Annoyances aside, it’s hard not to look (and test) the Lumia 900 and figure it to be a Lumia 800 on steroids; this is definitely the “bigger brother” phone, and as I’ve stated elsewhere, whether you like a bigger phone or not is something of a matter of personal preference. The one thing I did note with the Lumia 900 is that the gorgeous curved design that made the 800 so appealing is necessarily flattened out, and to my eye that’s a less appealing design. Again, your opinion may vary.

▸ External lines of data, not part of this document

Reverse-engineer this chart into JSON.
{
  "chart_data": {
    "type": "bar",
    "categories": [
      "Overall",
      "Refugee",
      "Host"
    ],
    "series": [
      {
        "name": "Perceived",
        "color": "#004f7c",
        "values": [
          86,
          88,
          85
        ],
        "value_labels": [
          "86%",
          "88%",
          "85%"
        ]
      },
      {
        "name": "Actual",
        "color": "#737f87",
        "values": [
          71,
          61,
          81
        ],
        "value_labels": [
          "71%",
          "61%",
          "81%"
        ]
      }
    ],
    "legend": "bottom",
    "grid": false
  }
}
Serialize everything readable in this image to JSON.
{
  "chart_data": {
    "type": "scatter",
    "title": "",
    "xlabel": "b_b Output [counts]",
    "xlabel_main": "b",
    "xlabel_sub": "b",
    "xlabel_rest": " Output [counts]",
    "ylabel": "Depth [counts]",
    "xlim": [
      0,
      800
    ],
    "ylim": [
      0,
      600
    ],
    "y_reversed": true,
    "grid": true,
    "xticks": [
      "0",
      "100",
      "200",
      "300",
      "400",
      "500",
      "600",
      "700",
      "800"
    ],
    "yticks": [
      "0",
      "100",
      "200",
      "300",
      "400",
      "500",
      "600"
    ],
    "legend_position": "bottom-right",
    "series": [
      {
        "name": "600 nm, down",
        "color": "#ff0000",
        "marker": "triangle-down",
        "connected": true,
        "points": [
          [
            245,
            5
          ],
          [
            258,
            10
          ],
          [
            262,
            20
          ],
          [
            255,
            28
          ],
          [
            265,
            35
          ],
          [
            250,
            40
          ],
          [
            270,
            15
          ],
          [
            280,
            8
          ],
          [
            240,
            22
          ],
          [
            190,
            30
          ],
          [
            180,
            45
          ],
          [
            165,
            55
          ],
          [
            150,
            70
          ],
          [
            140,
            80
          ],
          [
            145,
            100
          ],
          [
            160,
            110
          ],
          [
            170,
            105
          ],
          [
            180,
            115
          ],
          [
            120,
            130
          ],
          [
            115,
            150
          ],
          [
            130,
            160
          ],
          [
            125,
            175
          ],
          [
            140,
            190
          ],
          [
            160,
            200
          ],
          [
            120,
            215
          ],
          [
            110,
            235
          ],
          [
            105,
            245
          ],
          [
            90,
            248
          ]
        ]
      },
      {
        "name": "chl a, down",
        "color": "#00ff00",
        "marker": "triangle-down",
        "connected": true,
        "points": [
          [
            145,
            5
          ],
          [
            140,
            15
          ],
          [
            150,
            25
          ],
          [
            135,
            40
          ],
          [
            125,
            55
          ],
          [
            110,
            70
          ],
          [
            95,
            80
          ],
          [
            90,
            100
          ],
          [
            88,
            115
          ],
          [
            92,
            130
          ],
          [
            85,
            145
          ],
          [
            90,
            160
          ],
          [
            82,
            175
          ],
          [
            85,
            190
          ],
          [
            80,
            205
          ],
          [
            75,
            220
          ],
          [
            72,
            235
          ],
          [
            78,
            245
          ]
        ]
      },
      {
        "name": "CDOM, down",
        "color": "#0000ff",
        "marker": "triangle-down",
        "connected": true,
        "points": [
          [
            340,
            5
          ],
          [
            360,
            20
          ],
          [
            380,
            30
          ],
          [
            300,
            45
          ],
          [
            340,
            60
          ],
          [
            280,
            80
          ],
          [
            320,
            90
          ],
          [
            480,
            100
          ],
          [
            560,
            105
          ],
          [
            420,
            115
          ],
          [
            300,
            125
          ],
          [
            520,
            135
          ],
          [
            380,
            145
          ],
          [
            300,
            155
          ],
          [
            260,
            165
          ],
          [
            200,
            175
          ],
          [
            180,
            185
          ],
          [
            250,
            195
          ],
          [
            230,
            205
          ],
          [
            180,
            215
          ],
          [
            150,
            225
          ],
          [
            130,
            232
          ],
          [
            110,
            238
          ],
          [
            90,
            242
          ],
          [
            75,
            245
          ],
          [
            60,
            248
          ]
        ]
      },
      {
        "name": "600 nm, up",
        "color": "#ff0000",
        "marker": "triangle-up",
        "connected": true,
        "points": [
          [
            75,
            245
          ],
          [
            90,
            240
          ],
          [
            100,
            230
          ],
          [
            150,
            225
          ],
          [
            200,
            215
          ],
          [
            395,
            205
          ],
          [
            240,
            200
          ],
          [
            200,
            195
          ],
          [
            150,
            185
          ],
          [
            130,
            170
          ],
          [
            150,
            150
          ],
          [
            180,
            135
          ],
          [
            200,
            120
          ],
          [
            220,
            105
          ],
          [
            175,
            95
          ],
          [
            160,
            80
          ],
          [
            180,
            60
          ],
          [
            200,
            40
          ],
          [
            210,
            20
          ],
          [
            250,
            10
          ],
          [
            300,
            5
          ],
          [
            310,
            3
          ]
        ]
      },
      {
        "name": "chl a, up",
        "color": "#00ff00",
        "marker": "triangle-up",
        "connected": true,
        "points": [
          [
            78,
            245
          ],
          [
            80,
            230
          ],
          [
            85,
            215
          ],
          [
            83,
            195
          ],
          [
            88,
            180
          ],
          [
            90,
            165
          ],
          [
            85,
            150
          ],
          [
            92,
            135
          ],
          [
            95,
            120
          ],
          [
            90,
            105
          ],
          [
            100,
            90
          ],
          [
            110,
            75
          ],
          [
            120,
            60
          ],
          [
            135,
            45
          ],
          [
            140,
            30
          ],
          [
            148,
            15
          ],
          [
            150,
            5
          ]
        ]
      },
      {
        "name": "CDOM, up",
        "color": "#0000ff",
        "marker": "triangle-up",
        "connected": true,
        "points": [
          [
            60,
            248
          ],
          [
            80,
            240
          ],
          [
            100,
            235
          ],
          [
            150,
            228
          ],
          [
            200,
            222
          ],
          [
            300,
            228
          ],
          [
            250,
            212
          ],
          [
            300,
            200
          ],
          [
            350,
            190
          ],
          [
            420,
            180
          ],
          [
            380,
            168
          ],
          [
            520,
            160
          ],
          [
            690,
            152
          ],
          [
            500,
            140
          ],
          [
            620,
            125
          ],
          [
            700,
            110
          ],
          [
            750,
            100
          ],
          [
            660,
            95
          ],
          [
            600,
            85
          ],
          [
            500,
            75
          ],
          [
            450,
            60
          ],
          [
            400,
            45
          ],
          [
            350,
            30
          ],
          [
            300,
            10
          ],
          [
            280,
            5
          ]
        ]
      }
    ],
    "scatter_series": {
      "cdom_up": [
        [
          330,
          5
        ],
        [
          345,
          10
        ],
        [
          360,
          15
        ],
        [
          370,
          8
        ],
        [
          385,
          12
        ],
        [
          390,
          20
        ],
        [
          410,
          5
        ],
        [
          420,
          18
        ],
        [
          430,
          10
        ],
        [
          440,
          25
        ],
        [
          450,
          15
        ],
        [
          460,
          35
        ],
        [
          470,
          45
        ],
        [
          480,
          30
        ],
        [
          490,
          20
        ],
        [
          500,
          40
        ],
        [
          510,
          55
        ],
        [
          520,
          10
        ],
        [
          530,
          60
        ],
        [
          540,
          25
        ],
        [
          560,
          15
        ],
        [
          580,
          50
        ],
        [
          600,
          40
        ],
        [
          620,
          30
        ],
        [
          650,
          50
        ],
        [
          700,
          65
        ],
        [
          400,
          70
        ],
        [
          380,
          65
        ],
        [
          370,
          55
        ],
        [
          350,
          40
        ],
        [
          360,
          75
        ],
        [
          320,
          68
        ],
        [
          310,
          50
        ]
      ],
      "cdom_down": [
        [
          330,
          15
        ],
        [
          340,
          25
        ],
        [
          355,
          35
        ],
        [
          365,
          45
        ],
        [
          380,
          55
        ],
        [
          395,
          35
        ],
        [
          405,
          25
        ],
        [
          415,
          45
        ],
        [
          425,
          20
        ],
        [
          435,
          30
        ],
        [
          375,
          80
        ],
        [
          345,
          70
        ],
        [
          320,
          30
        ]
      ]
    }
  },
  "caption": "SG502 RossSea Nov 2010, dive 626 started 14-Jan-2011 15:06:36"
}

Unfortunately, the low light in the launch venue — a cocktail bar — made practical photo testing all but impossible, although I am happy that the Lumia 900’s got a front facing camera, if only for Skype purposes. It’d be even better with expandable memory — 16GB is on the low side, however you paint it — but that’s more a matter in Microsoft’s control as I understand it.
You know where Windows Phone 7 really shows its strength? On low end handsets, that’s where. Where the world of smartphones is racing into quad-core and beyond on other platforms, the Lumia 610 makes do with what seems like a paltry 800Mhz processor. Except that make do isn’t the right word; the 610’s performance from my brief hands-on was quite elegant and snappy, and on the surface, it wouldn’t surprise me to see a few potential Lumia buyers walk out of stores with the 610 instead of the 900.
There are some tradeoffs; the build quality is noticeably lower than the 800 or 900, giving it far more in common with the Lumia 710. The comparison with the 710 is an interesting one; if you’re in the market for an inexpensive Windows Phone 7 handset, the 610 would arguably fulfill your needs, given the primary difference between the two handsets is a processor bump you’re unlikely to really notice anyway.
The Lumia 900 should be available in June from Optus on a $60 plan, or $699 outright; it’s a quad-band phone that should work with any carrier. The Lumia 610 in pink or blue will be available through Boost Mobile at $329 in a similar timeframe, with the black model hitting Vodafone in July.